My program receives some data points (0-400 per sec).

// simplified example of point's data structure
struct Point {
    QPoint p;
    QTime t;
    quint32 value;
  • I need to render some filtered points (eg. that point.time > currentTime-5 and point.value>5).
  • I need to store data history (up to ~50'000 points).
  • The data can be used also on the CPU.
  • I will use object-picking.
  • Points are rendered in 3d.
  • Camera position can change, but points data is constant.


What is the best architecture to implement this kind of problem? What are best practices with this kind of data and what are practices to avoid?

Possible solutions

  • Storing and filtering data.
    1. Store the data on the CPU (world coordinates), filtering data on a CPU and sending filtered data to VBO, calculating screen-space coordinates with shaders.
    2. Store the data on a CPU and a GPU (update a VBO when some new point arrives).
      Filter points on CPU and calculate offsets and use glMultiDrawArrays.
    3. Store the data only on a GPU (update VBO when point arrives).
      Filter it with shaders, get data from VBO to CPU when needed.

Solution 1. is fairly easy, but I think it is a bad practice.
Solution 2. has data duplication, but it is easy to filter the data.
Solution 3. has data reading GPU->CPU.

I tried those solutions, and Solution 2. occurs to me as the best, but there are some issues with it:

  • Multiplication of data has to be handled gently.
  • It is not the easiest-to-read-and-modify solution.
  • When there are changes in data there is a lot of things to change.
    I used something like circular buffer on VBO and send offsets to render on it.


  • OpenGL 3.3
  • Qt 5+ bindings
  • Linux

I am fairly new to computer graphics and openGL, so maybe this kind of problem even has its name. I changed my implementations few times, it took me a lot of time and I am not happy with it due to its complexity. Any materials, guides and thoughts are welcome.


1 Answer 1


My advice would actually be to stick with solution 1 unless and until something more is needed. It's the simplest and easiest to understand, and it should be quite feasible to make it perform well.

On the one hand, it may seem wasteful to re-filter the points and re-upload a bunch of data to the VBO every frame. I guess that this is why you say it is a "bad practice". But consider the total amount of data involved. An order-of-magnitude estimate shows that processing this amount of data every frame is not much work for a modern computer.

The Point struct you quote looks like it's about 20 bytes (assuming that p is 3 floats and t is one float or int). With 50,000 points, the total size of the data is about 1 MB. Even if your actual data struct is a bit larger, still the total size of the data is only a few MB—a small amount by today's standards. The time needed to process this amount of data on the CPU, and transfer it to the GPU, is on the order of ~0.1 ms. (Assuming ~20 GB/sec CPU bandwidth, and ~8 GB/sec PCIe transfer bandwidth.) So, this is an entirely reasonable amount of data to re-process each frame, and in fact you could handle many times more without stressing your system at all.

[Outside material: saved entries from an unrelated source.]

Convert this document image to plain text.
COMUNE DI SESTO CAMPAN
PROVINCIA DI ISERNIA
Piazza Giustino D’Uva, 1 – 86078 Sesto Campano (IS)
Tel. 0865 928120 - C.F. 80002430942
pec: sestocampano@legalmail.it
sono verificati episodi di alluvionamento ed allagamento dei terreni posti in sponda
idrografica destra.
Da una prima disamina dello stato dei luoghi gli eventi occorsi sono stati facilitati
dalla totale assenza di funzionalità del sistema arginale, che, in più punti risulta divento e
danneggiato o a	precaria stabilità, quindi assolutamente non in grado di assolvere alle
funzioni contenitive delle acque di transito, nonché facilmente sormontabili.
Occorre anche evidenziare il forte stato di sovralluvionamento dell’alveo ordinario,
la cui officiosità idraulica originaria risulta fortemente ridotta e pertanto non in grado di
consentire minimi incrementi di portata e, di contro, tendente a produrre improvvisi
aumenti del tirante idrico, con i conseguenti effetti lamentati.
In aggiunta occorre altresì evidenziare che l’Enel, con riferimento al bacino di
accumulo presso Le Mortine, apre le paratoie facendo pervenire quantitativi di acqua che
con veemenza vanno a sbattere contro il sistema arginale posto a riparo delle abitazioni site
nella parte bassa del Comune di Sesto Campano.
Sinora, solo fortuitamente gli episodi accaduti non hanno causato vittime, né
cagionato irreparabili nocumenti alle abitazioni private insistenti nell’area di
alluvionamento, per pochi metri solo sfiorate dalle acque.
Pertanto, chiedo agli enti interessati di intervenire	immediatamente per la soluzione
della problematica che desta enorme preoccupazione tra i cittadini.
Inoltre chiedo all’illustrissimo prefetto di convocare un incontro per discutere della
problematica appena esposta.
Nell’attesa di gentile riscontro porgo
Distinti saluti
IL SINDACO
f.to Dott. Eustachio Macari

So, just keep things simple and efficient for memory access:

  1. Store the points in a big flat array (maybe using a ring buffer to allow new incoming points to overwrite old ones).
  2. Each frame, scan the points using a tight loop on the CPU, and copy the ones that pass the filter into the VBO.
    • For best efficiency, probably you should use GL_DYNAMIC_DRAW usage when you create the VBO, then use glMapBufferRange each frame and copy the filtered points directly into the mapped buffer.
    • Use GL_MAP_WRITE_BIT | GL_MAP_INVALIDATE_BUFFER_BIT for the access parameter to glMapBufferRange; this will allow the GL driver to perform under-the-hood double-buffering to stream the data to the GPU efficiently. For more information on what's going on here, see Buffer Object Streaming.
  3. Then unmap the buffer and issue the drawing commands, using a vertex shader to transform the points to screen-space as usual.